Funds seem to seek employees aggressively in the first two months of the year while corporations’ postings are comparably low. Both follow similar overall trajectories with equal proportions of total postings occurring by May, before steep declines in postings in June.
Unlike venture fund positions, opportunities with corporates increase mid-summer with a steady decline until late fall, a time of increasing opportunities at venture funds.
Geographic distribution of VC jobs:
The 739 positions were distributed across 27 states with high concentrations of opportunities in the major tech markets of San Francisco, New York City, Boston, and Los Angeles.
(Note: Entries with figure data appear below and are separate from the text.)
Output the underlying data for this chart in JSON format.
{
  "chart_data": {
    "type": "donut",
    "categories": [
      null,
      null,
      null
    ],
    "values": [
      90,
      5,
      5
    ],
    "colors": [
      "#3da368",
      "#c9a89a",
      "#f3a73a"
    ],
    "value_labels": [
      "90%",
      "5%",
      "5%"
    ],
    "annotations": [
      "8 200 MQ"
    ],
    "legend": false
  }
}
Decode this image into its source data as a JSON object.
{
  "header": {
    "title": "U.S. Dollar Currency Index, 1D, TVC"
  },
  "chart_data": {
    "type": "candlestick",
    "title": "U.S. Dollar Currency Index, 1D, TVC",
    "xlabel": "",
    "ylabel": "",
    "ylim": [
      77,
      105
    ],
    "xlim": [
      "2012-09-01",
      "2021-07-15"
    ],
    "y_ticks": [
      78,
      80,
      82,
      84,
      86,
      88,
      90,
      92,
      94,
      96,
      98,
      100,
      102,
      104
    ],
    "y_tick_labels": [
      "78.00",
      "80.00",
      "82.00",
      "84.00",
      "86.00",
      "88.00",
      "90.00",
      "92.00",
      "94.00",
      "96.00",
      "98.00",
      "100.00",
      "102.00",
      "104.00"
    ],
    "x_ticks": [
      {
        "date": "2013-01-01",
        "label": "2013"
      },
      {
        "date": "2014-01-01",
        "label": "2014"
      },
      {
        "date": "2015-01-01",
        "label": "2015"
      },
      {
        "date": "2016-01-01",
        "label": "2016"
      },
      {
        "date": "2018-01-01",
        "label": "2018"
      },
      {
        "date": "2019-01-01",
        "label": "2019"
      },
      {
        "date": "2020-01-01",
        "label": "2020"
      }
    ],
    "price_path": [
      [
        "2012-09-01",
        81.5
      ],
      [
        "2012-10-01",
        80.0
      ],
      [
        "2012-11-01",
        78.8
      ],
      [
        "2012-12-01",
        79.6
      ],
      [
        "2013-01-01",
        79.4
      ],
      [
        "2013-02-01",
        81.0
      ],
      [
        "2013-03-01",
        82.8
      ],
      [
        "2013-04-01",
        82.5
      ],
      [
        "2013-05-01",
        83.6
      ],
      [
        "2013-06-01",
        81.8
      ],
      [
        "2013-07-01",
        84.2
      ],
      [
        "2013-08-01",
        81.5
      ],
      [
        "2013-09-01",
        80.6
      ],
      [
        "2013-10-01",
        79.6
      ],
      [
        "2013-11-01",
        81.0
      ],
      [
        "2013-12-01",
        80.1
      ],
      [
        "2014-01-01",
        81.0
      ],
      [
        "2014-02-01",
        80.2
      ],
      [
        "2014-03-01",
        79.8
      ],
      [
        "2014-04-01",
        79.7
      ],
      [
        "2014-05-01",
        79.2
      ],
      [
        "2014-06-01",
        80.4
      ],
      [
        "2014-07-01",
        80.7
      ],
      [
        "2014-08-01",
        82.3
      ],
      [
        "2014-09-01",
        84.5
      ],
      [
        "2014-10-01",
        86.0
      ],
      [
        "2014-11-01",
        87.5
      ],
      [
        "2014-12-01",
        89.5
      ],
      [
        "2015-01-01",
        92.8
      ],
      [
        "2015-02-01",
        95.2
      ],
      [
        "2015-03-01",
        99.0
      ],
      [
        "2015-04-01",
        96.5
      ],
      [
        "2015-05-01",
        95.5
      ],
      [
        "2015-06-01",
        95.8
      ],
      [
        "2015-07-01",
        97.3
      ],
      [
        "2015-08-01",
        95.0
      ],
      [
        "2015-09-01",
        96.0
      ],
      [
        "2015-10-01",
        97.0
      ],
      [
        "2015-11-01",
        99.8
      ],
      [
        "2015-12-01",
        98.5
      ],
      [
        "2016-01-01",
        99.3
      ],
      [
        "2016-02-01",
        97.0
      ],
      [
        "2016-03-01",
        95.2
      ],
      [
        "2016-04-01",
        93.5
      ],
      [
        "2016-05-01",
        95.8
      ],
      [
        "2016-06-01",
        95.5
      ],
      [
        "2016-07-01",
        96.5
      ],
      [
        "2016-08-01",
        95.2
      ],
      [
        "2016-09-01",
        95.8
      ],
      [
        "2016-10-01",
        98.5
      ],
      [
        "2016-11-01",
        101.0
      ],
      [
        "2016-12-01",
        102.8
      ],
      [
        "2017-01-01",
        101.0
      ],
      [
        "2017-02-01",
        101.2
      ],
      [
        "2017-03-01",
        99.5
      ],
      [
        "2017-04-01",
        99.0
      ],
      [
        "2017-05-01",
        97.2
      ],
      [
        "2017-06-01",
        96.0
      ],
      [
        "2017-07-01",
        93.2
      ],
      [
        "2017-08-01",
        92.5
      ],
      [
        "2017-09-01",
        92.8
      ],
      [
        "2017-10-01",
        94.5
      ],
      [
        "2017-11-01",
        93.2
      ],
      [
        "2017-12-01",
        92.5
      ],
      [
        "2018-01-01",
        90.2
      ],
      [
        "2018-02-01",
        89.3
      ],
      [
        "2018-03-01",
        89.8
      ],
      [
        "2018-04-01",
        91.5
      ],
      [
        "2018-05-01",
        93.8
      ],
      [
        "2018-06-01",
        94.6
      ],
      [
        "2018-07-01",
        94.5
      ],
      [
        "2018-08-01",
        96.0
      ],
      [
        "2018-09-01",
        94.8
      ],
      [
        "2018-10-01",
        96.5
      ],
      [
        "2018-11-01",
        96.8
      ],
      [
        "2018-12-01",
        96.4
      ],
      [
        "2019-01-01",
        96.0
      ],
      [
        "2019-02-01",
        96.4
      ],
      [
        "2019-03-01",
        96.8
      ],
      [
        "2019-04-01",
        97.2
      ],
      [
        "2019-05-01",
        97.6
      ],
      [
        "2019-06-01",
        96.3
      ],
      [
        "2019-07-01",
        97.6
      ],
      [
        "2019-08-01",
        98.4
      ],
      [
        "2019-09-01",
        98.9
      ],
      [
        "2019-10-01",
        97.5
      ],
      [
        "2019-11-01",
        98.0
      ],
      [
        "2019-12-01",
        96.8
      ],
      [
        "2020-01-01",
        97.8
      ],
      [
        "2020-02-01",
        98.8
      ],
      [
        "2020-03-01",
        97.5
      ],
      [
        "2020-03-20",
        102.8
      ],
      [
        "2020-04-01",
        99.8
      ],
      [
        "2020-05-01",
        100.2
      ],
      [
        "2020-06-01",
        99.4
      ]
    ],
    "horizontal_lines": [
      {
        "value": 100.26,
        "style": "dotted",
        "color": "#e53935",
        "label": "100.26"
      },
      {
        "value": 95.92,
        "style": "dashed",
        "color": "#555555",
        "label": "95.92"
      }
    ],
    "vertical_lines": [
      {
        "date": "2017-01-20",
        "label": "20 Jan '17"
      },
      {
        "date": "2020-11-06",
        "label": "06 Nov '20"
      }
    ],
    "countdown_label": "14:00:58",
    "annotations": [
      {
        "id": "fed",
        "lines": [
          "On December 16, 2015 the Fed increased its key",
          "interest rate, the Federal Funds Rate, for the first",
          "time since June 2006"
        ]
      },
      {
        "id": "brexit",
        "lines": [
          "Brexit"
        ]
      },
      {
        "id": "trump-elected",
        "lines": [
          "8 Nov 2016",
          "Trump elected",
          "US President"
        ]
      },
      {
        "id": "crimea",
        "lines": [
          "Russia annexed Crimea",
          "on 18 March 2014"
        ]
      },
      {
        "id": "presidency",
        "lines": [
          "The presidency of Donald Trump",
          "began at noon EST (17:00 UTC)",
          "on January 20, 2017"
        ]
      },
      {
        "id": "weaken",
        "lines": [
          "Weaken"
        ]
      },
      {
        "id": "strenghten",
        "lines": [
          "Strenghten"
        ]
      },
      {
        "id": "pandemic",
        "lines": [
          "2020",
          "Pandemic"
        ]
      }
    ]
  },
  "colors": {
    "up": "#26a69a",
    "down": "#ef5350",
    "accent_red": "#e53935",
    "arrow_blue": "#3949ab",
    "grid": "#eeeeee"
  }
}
Together these areas accounted for 73.9% of all VC job opportunities or 45.1%, 19.1%, 5.3%, and 4.5%, respectively. “Markets” include major metro areas that may span multiple states, e.g. opportunities in New Jersey proximate to New York City.
To better understand the distribution of opportunities at state levels see the below heat map.
Venture capital hiring patterns by geography:
Below is a breakout of openings by major tech markets with LA and Boston grouped together given the relatively small sample size. “Other” includes venture capital jobs in smaller tech markets such as Austin, Seattle, and Washington DC as well as opportunities across the US.
Generally, all markets follow the trend seen previously of posting greater than 50.0% of positions by May, a slow summer with moderate activity in late fall. The unusual summer spike seen in the Boston & LA data is attributable to high volumes of July openings in 2017 of which 72.7% were corporate.
Why we might be seeing these patterns in venture capital hiring:
- The start of the fiscal year and official close dates for new funds could be contributing factors for hiring trends through May.
- The peak in fall opportunities seen amongst associate roles and with venture funds may result from efforts to target job-seeking timelines of MBA candidates and other students.
- The spike in summer corporate hiring is potentially the result of year-round recruiting teams at large organizations nonexistent at smaller firms.
The geographic distribution of opportunities is interesting but not surprising. It should be noted again that all patterns are heavily influenced by John’s personal network and the opportunities he is able to share on his blog.
Refining your VC job search tactics to take advantage of these trends
If you are trying to break into VC or to make a move within the industry taking historic hiring patterns into account could help you land your next position.
For VC Analysts:
Historically, postings have a final annual peak in September at 6.7%, steadily declining to 5.0% in December.
In the slow fall season focusing on networking, particularly at firms where analysts were hired over a year ago (as they are likely to be moving on) or with firms closing larger new funds would be a good priority.
Ideally these efforts will prove worthwhile when postings peak early the following year in February, April, and May.
For VC Associates:
October is the historic fall peak when 8.4% of associate roles and 9.4% of venture fund positions are posted.
As always, networking is ideal and if you are not lucky enough to land a fall position, or if you are more interested in corporate roles, putting extra effort in now should position you well for peak hiring early next year.